In early work7, Hoffman and co-workers used X-ray photoelectron spectroscopy and high resolution electron energy loss spectroscopy to study the adsorption of water on bare diamond surfaces at room temperature. It was found that dissociative adsorption (chemisorption) occurred readily, forming hydroxyl (OH) and hydrogen (H) atoms on the surface. Upon annealing to 300, dissociative adsorption (chemisorption) occurred on the bare diamond surface. Recently, the dissociative adsorption of water on diamond surfaces were studied by the Righi group8, using density functional theory (DFT). By considering a single water molecule on the perfect diamond(001), the adsorption is found to proceed via a precursor-mediated pathway; that is, water first physisorbs as an almost intact molecule (heat of adsorption: 0.22 eV), from which dissociation thereafter occurs at a barrier of 0.38 eV. Consequently, there is a competition between desorption and dissociation, amongst which the latter is not favored. The seemingly discrepancy between experiment and theory calls for further investigation into the system of water on diamond.
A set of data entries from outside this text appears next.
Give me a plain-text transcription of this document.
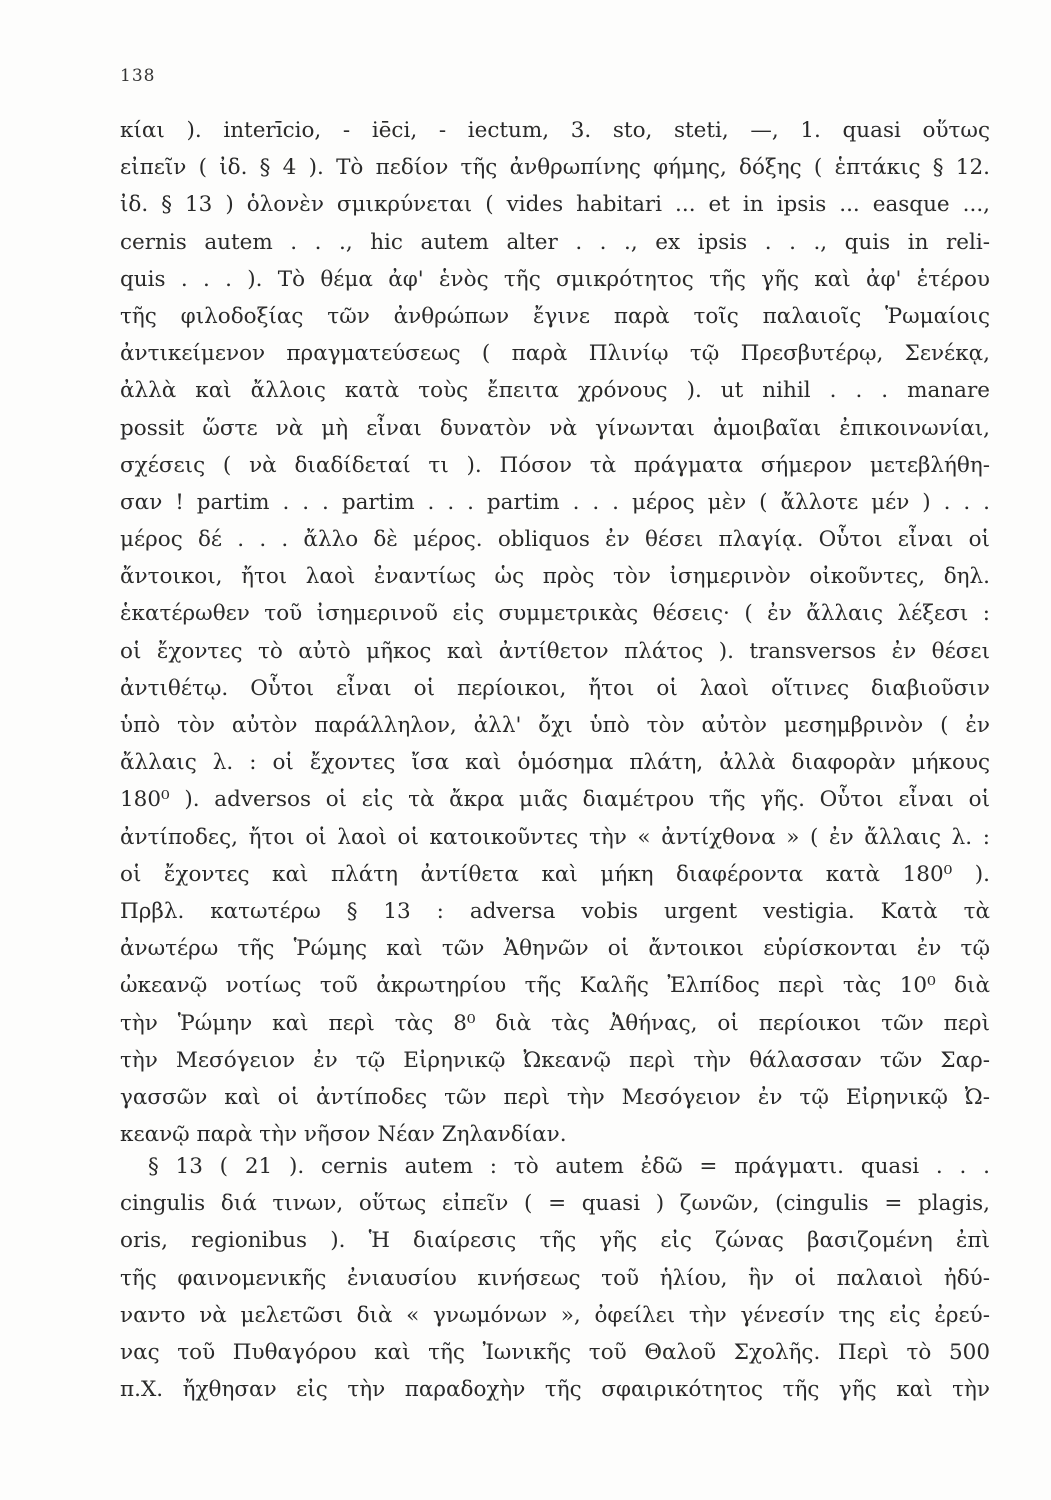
138
κίαι ). interīcio, - iēci, - iectum, 3. sto, steti, —, 1. quasi οὕτως
εἰπεῖν ( ἰδ. § 4 ). Τὸ πεδίον τῆς ἀνθρωπίνης φήμης, δόξης ( ἑπτάκις § 12.
ἰδ. § 13 ) ὁλονὲν σμικρύνεται ( vides habitari ... et in ipsis ... easque ...,
cernis autem . . ., hic autem alter . . ., ex ipsis . . ., quis in reli-
quis . . . ). Τὸ θέμα ἀφ' ἑνὸς τῆς σμικρότητος τῆς γῆς καὶ ἀφ' ἑτέρου
τῆς φιλοδοξίας τῶν ἀνθρώπων ἔγινε παρὰ τοῖς παλαιοῖς Ῥωμαίοις
ἀντικείμενον πραγματεύσεως ( παρὰ Πλινίῳ τῷ Πρεσβυτέρῳ, Σενέκᾳ,
ἀλλὰ καὶ ἄλλοις κατὰ τοὺς ἔπειτα χρόνους ). ut nihil . . . manare
possit ὥστε νὰ μὴ εἶναι δυνατὸν νὰ γίνωνται ἀμοιβαῖαι ἐπικοινωνίαι,
σχέσεις ( νὰ διαδίδεταί τι ). Πόσον τὰ πράγματα σήμερον μετεβλήθη-
σαν ! partim . . . partim . . . partim . . . μέρος μὲν ( ἄλλοτε μέν ) . . .
μέρος δέ . . . ἄλλο δὲ μέρος. obliquos ἐν θέσει πλαγίᾳ. Οὗτοι εἶναι οἱ
ἄντοικοι, ἤτοι λαοὶ ἐναντίως ὡς πρὸς τὸν ἰσημερινὸν οἰκοῦντες, δηλ.
ἑκατέρωθεν τοῦ ἰσημερινοῦ εἰς συμμετρικὰς θέσεις· ( ἐν ἄλλαις λέξεσι :
οἱ ἔχοντες τὸ αὐτὸ μῆκος καὶ ἀντίθετον πλάτος ). transversos ἐν θέσει
ἀντιθέτῳ. Οὗτοι εἶναι οἱ περίοικοι, ἤτοι οἱ λαοὶ οἵτινες διαβιοῦσιν
ὑπὸ τὸν αὐτὸν παράλληλον, ἀλλ' ὄχι ὑπὸ τὸν αὐτὸν μεσημβρινὸν ( ἐν
ἄλλαις λ. : οἱ ἔχοντες ἴσα καὶ ὁμόσημα πλάτη, ἀλλὰ διαφορὰν μήκους
180⁰ ). adversos οἱ εἰς τὰ ἄκρα μιᾶς διαμέτρου τῆς γῆς. Οὗτοι εἶναι οἱ
ἀντίποδες, ἤτοι οἱ λαοὶ οἱ κατοικοῦντες τὴν « ἀντίχθονα » ( ἐν ἄλλαις λ. :
οἱ ἔχοντες καὶ πλάτη ἀντίθετα καὶ μήκη διαφέροντα κατὰ 180⁰ ).
Πρβλ. κατωτέρω § 13 : adversa vobis urgent vestigia. Κατὰ τὰ
ἀνωτέρω τῆς Ῥώμης καὶ τῶν Ἀθηνῶν οἱ ἄντοικοι εὑρίσκονται ἐν τῷ
ὠκεανῷ νοτίως τοῦ ἀκρωτηρίου τῆς Καλῆς Ἐλπίδος περὶ τὰς 10⁰ διὰ
τὴν Ῥώμην καὶ περὶ τὰς 8⁰ διὰ τὰς Ἀθήνας, οἱ περίοικοι τῶν περὶ
τὴν Μεσόγειον ἐν τῷ Εἰρηνικῷ Ὠκεανῷ περὶ τὴν θάλασσαν τῶν Σαρ-
γασσῶν καὶ οἱ ἀντίποδες τῶν περὶ τὴν Μεσόγειον ἐν τῷ Εἰρηνικῷ Ὠ-
κεανῷ παρὰ τὴν νῆσον Νέαν Ζηλανδίαν.
§ 13 ( 21 ). cernis autem : τὸ autem ἐδῶ = πράγματι. quasi . . .
cingulis διά τινων, οὕτως εἰπεῖν ( = quasi ) ζωνῶν, (cingulis = plagis,
oris, regionibus ). Ἡ διαίρεσις τῆς γῆς εἰς ζώνας βασιζομένη ἐπὶ
τῆς φαινομενικῆς ἐνιαυσίου κινήσεως τοῦ ἡλίου, ἣν οἱ παλαιοὶ ἠδύ-
ναντο νὰ μελετῶσι διὰ « γνωμόνων », ὀφείλει τὴν γένεσίν της εἰς ἐρεύ-
νας τοῦ Πυθαγόρου καὶ τῆς Ἰωνικῆς τοῦ Θαλοῦ Σχολῆς. Περὶ τὸ 500
π.Χ. ἤχθησαν εἰς τὴν παραδοχὴν τῆς σφαιρικότητος τῆς γῆς καὶ τὴν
Here, I present DFT work on the interaction of water on diamond(001) surfaces that goes beyond the scope of the work by the Righi group. In my work, the diamond(001) surface deviates from the perfect scenario, by considering pre-adsorbed species (e.g., hydroxyl and/or hydrogen) and surface dimer vacancy defects. Our findings are presented as below.

  • Migration of hydroxyl on C(001) catalyzed by water. We find that surface hydroxyl on C(001) is capable of interacting with water via hydrogen-bonding, forming a complex, OH(surf)…H2O(ad), that exhibits enhanced adsorption energies of 0.47 eV. By a series of cooperative motions of this complex and the underlying substrate atoms, the adsorbed water molecule is dissociated; the resulting fragment of hydrogen recombines with the prior OH(surf) to form water, whereas the other fragment of hydroxyl is deposited to the adjacent carbon-dimer site. Effectively, this process represents the water-catalyzed migration of surface hydroxyl on C(001), exhibiting an isotropic barrier of 0.33 eV. These findings are in contrast to anisotropic migration of hydroxyl on C(001) in the absence of water; the barriers vary from 1.92 eV along [10] to 2.24 eV along [110].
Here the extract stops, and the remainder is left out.